At War With The Stars And Stripes


In the summer of the year 1944, in a time of world war that is already history to my children’s generation but remains vividly personal to mine as a moment of (in retrospect) astonishing simplicity and idealism, I found myself pointing a jeep in the direction of Pisa and Florence. On the so-called forgotten front in Italy, the Wehrmacht held the northern side of these cities; the line dividing their riflemen and ours was the river Arno.

The big show of the European war was being played out on the newly opened second front in Normandy. Along the French Riviera a diversionary side show became popularly known as the champagne war. Since the German 88’s had not been informed that our Mediterranean theater had lessened in strategic importance, they were still to be reckoned with.

My windshield was down and covered with tarpaulin —any fool knew that glass reflected and could draw artillery fire or even a Luftwaffe fighter seeking a target of opportunity. I was driving along happily and singing to myself because all I needed was in that jeep: a Springfield rifle, a scrounged .25-caliber Italian automatic, two large cans of gasoline, one helmet (I wore the liner as a sunshade and the heavy steel pot, useful for shaving and washing, rattled around in the back), several days’ worth of C and K rations, five gallons of water and two canteens of vino, and—most important of all—one portable typewriter.

That little Remington was the telltale of my military trade: I was an Army correspondent for Stars and Stripes , Mediterranean. Below the masthead of two enfolded flags its only mission was inscribed: “Daily Newspaper of the U.S. Armed Forces published Monday through Saturday for troops in Italy.” Although we were occasionally enjoined to do so, we were not supposed to propagandize, publicize generals, or even inform and educate. Our job was to put out a newspaper as professionally as we could. Although armed, the soldier-correspondent was not necessarily expected to go looking for the enemy but instead to report about the soldiers, sailors, and airmen who did.

As I drove along the seacoast road, noticing the island of Elba at one point but without worrying about Napoleon or anyone else’s war, the parting words of one of the correspondents came to mind. “Don’t forget,” he said, “your job is to get back stories, not get yourself killed.” Two of my colleagues, Sergeants Gregor Duncan and Al Kohn, had died covering the front, and all of us were shaken up when what was an everyday occurrence in combat outfits struck home.

There were stories everywhere.
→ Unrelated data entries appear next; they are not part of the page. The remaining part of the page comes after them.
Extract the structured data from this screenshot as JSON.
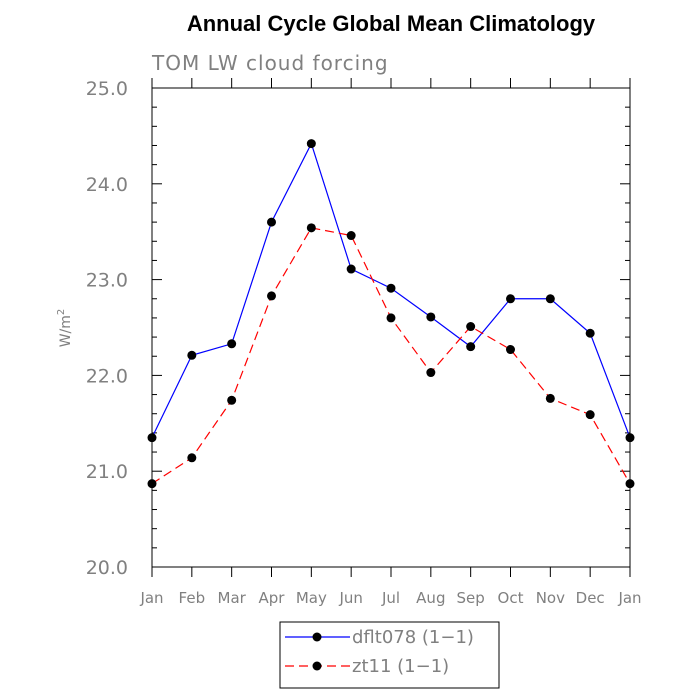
{
  "chart_data": {
    "type": "line",
    "title": "Annual Cycle Global Mean Climatology",
    "subtitle": "TOM LW cloud forcing",
    "xlabel": "",
    "ylabel": "W/m",
    "ylabel_superscript": "2",
    "categories": [
      "Jan",
      "Feb",
      "Mar",
      "Apr",
      "May",
      "Jun",
      "Jul",
      "Aug",
      "Sep",
      "Oct",
      "Nov",
      "Dec",
      "Jan"
    ],
    "ylim": [
      20.0,
      25.0
    ],
    "yticks": [
      20.0,
      21.0,
      22.0,
      23.0,
      24.0,
      25.0
    ],
    "ytick_labels": [
      "20.0",
      "21.0",
      "22.0",
      "23.0",
      "24.0",
      "25.0"
    ],
    "y_minor_step": 0.2,
    "grid": false,
    "legend_position": "bottom-center",
    "series": [
      {
        "name": "dflt078 (1−1)",
        "color": "#0000ff",
        "dash": "solid",
        "marker": "filled-circle",
        "values": [
          21.35,
          22.21,
          22.33,
          23.6,
          24.42,
          23.11,
          22.91,
          22.61,
          22.3,
          22.8,
          22.8,
          22.44,
          21.35
        ]
      },
      {
        "name": "zt11 (1−1)",
        "color": "#ff0000",
        "dash": "dashed",
        "marker": "filled-circle",
        "values": [
          20.87,
          21.14,
          21.74,
          22.83,
          23.54,
          23.46,
          22.6,
          22.03,
          22.51,
          22.27,
          21.76,
          21.59,
          20.87
        ]
      }
    ]
  }
}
My immediate problem was not to be distracted before reaching the Fifth Army’s pyramidal tents. Ernie Pyle, whose influence as the most important single reporter at home and abroad of the Second World War cannot be exaggerated, had dignified the GI and the “little picture” in his syndicated newspaper column. I recalled having a drink with Pyle near the end of the Tunisian campaign in North Africa and could see part of his strength as an ingratiating reporter. He was skinny, wet, and shivering—a civilian version of the rifleman without rank, and therefore to be trusted.

None of us on Stars and Stripes deviated very much, or cared to, from his kind of reporting. Most of our seasoned front-line reporters, such as Jack Foisie, Ralph Martin, Stan Swinton, and Paul Green, roamed the field as Pyle did, covering not only battles but the “mess-kit repair battalions” (as the stray outfits were jokingly called) that supported the infantry. When I saw a sign that intrigued me—an outfit running a GI laundry somewhere near Leghorn—I stopped briefly, made a few notes for “flashes,” chiselled some gasoline for my half-empty tank, and remembered to keep going.

After getting a tent assignment and a briefing at Fifth Army headquarters, which was located in a forest near a village somewhere between Pisa and Florence (whose name I cannot recall, though I vividly remember a long evening’s talk with the parish priest about the art of the carillonneur and how his bell ringing regulated life and death), I decided to look in on something called an “armored group.” It consisted of a self-sufficient group of tanks, artillery, engineers, and riflemen—a forerunner of the integrated, brigade-size units several chiefs of staff assumed would work for the brush-fire wars of the future.

The artillerymen appeared to be most active that afternoon. They were maintaining their franchise by firing harassing shells across the Arno. I took my names and hometown addresses, listened to the battery commander explain his “mission” in stiff Army lingo, and then accepted the captain’s invitation to try out the armored group’s mess for dinner. What happened next sticks with me as an example of the confusion that existed right in our own theater about Stars and Stripes correspondents. I immediately noticed that the two long tables were divided between field-grade officers (colonels, lieutenant colonels, and majors) and company-grade officers (captains and lieutenants). The colonel directed me to sit with him and motioned the captain to sit with his ignoble kind.